The final match of the day marked a meeting between two fascinating sides in transition on the rise towards their former glories. Despite their defeat, NiP can hold their heads high based on their performance after their long-awaited return to the major stage, and Lekr0’s insertion as an IGL seems to be a masterstroke so far: both of their veteran players have seen a serious uptick in performance and there’s quite a lot of potential for this side: their return to Katowice is guaranteed and they have a very nice foundation to build on, especially with their main domestic rival’s recent regression. The potential sticking point is their reliance on their new in-game leader in the fragging department – especially as dennis was quite disappointing in the tournament – but if they can patch up that particular hole while keeping f0rest and GeT_RiGhT going, they should be looking at a long-term top ten placing.
It’s still hard to gauge how MiBR stock up against elite opposition – Astralis cracked them both in Stockholm and London, the latter in spectacular fashion with the first 16-0 in major history, which is the only team with any real pedigree they’ve played against since YNk’s arrival – but their improvement since the player break in indisputable. They are not the favorites to lift the trophy in London but they also seem to have found a rhythm, much like their opponent for the last playoff spot.
The Swiss cheese is full of holes
Of course, the headline story is mousesports’ shocking elimination with an 0-3 scoreline that made them forfeit their right for a guaranteed return to Katowice. It serves as an unfortunate highlight of the continued issues with the format of the majors, which are turning them into more of an interesting carnival than the pinnacle of competitive Counter-Strike.

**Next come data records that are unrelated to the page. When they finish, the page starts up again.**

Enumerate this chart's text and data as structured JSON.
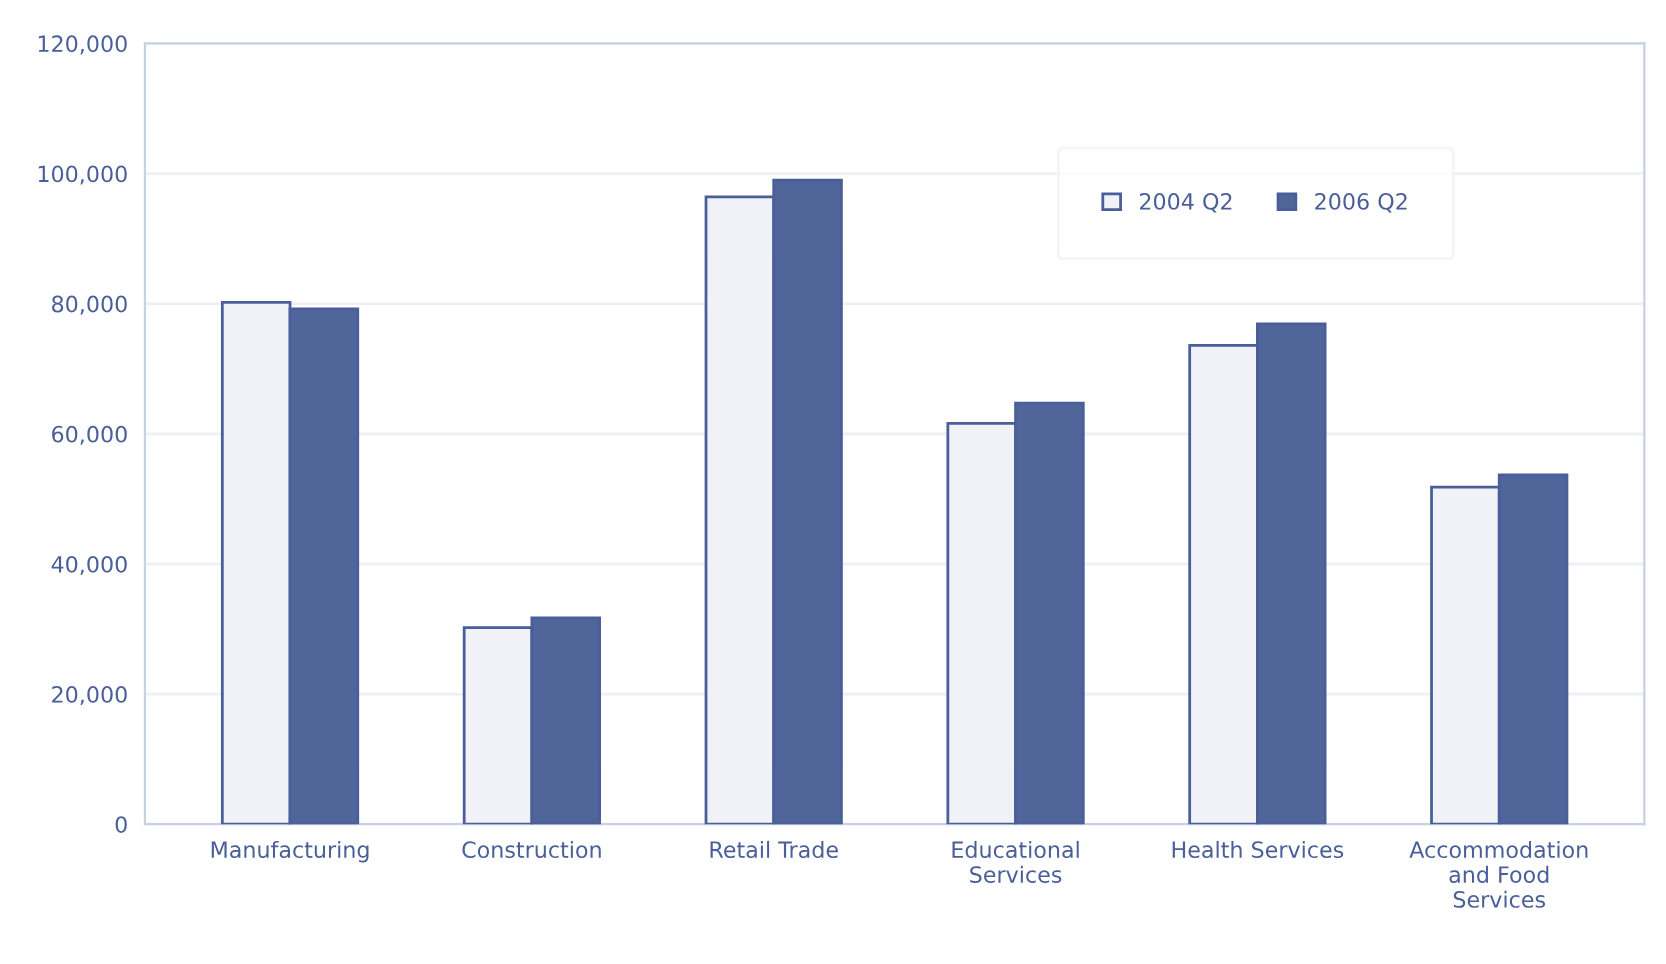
{
  "chart_data": {
    "type": "bar",
    "categories": [
      "Manufacturing",
      "Construction",
      "Retail Trade",
      "Educational\nServices",
      "Health Services",
      "Accommodation\nand Food\nServices"
    ],
    "series": [
      {
        "name": "2004 Q2",
        "color": "#f0f2f8",
        "values": [
          80200,
          30200,
          96400,
          61600,
          73600,
          51800
        ]
      },
      {
        "name": "2006 Q2",
        "color": "#50659a",
        "values": [
          79200,
          31700,
          99000,
          64700,
          76900,
          53700
        ]
      }
    ],
    "ylim": [
      0,
      120000
    ],
    "yticks": [
      {
        "value": 0,
        "label": "0"
      },
      {
        "value": 20000,
        "label": "20,000"
      },
      {
        "value": 40000,
        "label": "40,000"
      },
      {
        "value": 60000,
        "label": "60,000"
      },
      {
        "value": 80000,
        "label": "80,000"
      },
      {
        "value": 100000,
        "label": "100,000"
      },
      {
        "value": 120000,
        "label": "120,000"
      }
    ],
    "grid": "y",
    "legend": "top right"
  }
}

The continued expansion of the tournament circuit coupled with the reduced frequency of these events both reduce their impact and the increased gap between the majors means that the Legend re-invites don’t reflect the present state of the scene (as many have mentioned, DotA 2’s circuit-based point system would fit CS:GO uniquely well).
The persistent issues with the format also reduce the clout that comes from winning what used to be the ultimate CS:GO accomplishment. While the introduction of the Buchholz system is an objective improvement on the format’s previous iteration, the high variance of the best-of-one games is still a big issue. We’ve seen multiple examples both in the Challengers and Legends stage where the upset winners were “rewarded” by an underperforming giant itching for a comeback. Every major featuring the Swiss system has led to upset eliminations – mousesports in London, Astralis in Boston, Na’Vi and FaZe in Krakow and Liquid in Atlanta – and two out of three produced upset winners that failed to live up their billing later in the more consistent tournament formats.
It is impossible to argue that mousesports are not a top-sixteen team worldwide or that three best-of-one defeats are enough to rebrand them as plucky underdogs. Similarly, the fact that FaZe were a single map away from losing their Legend seed, put in the same bracket as a collapsing Cloud9 and Winstrike Team is a nonsensical aberration. Not only that, but there is a clearly established pattern now of Legend teams being slow to get out of the game, likely due to the fact that they are a lot less familiar with the venue and the equipment than their opponents who made it past the New Challengers stage, which has a major (pun intended) impact on the proceedings when you only have best-of-ones to work with until the 2-2 decider.
The lack of differentiation between the different minors in terms of offered spots and Valve’s many other decisions clearly point to the notion that the major is now meant to be more of a global celebration of Counter-Strike than the pinnacle of competition – more of a World Cup than a Champions League to use a football analogy – and the continued rise of initiatives like the Intel Grand Slam could very well mean that the importance of the major could continue to diminish over time unless drastic changes are made to the format.